The field I call home (or more appropriately, work) is one that requires a few words of explanation. My friend and co-writer of this column Ed Lee has already taken to introducing you to public relations in his column entitled “PR 101“, which just became required reading if you have any interest in this column. Ed and I have known each other in RL (real life for all you Second Lifers) for about 4 months, which adds up to about 20 years online.
So who am I? I’m Chris Clarke, and I plan to spend a few minutes every second week talking about public relations and social media.
A little about me and what makes me qualified to write for the Blog Herald: For the past six months, I have been employed at Canada’s most social-media friendly PR firm, Thornley Fallis Communications. I was hired soon after my post-graduate PR studies ended, thanks to my enthusiasm online in the blogosphere and the launch of my own PR blog. The next thing I knew I was knee-deep in the fast-paced, slowly-evolving world of PR two weeks after my 23rd birthday.
And yes, I said slowly-evolving. PR has traditionally been a “press”-ing field: press releases, press kits, press releases, press conferences, and more press releases. Of course, that’s all about to change. As a reader of the Blog Herald, you are likely a classy individual on the up-and-up when it comes to this thing we like to call “social media“. Traditionally, PR practitioners have used the mass media to convey their clients’ messages. The problem with using the mass media today is that only a fraction of a percent of that mass audience is going to have even the slightest interest in your message (and the ones we really want to reach are probably not even participating in that media anyway). Thank goodness for social media.

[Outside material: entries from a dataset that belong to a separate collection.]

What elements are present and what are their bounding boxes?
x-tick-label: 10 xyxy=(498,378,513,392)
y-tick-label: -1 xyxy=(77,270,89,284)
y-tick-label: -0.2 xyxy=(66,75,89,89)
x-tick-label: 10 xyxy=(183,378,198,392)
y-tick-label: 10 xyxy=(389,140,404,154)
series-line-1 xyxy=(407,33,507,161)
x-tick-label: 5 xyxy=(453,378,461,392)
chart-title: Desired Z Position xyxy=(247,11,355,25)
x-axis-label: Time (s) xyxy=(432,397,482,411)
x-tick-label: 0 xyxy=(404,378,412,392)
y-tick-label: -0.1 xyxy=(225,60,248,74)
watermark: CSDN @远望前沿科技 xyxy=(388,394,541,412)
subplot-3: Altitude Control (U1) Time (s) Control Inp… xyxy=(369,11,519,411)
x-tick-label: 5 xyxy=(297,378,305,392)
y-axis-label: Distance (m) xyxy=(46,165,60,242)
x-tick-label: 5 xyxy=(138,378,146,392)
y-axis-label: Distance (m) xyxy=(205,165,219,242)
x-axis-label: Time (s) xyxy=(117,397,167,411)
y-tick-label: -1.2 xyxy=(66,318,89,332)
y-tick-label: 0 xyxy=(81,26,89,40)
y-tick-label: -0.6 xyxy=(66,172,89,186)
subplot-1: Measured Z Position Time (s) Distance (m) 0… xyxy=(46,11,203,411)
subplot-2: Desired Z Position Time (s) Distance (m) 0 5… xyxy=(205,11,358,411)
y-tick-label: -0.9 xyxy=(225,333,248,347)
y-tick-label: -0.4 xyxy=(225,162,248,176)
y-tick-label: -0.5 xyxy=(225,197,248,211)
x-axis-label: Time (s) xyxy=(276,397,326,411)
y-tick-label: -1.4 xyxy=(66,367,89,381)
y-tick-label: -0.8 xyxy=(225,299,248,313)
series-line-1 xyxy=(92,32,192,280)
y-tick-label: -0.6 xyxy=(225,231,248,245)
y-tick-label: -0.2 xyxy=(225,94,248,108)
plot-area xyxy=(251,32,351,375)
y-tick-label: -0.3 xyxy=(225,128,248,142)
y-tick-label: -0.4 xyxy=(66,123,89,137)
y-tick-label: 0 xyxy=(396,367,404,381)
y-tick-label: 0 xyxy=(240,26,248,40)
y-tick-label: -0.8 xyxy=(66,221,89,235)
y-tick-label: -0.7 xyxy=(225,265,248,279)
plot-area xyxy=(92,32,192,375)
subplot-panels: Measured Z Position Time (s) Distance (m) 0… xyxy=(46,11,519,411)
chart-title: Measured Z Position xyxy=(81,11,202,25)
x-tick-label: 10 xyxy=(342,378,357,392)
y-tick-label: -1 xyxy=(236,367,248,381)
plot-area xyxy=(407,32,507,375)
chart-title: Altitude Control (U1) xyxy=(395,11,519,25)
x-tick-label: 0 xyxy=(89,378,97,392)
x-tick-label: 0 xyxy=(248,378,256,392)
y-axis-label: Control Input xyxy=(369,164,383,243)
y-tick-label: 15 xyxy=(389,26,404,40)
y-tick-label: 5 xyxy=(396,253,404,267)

Social media allows PR professionals to connect with our clients’ audience on an individual basis. Sure, it’s slow to catch on among more traditional clients, but those who “get it” don’t hesitate. Instead of putting a press release about an innovation in shipping (which we recently did for our client Shipping Pal) to a national daily newspaper, we can put it in the hands of those who we think would be interested in it online – blogs, podcasts, message boards, or whatever and wherever else (which we also did for Shipping Pal). We’ll encourage our client to have an online presence (Shipping Pal completely agreed and launched their own blog). If we’ve done our job properly, people will talk about it. They’ll try it. They’ll give our client feedback. If they like it, they’ll tell others. If they don’t like it, we make sure our client will hear about it and look to consider correcting what customers don’t like, which would probably make the person who suggested the change tell others about how he helped make a company better. It might even go viral and have a lot of people talking about it within hours. Now, take a moment to imagine mass media trying to do that and try to refrain from laughing.
For good measure, here are a few things we don’t do where I work yet take place at other PR firms: creating fake social networking profiles, submitting stories to user-generated news sites like digg for our clients benefit, editing Wikipedia for our clients, paying journalists to cover our clients, paying bloggers to cover our clients, astroturfing (very well explained here), and trying to game Google search, among others.
So that covers my entire knowledge of public relations. Hopefully in the next two weeks I’ll have learned something new to talk about for my next column.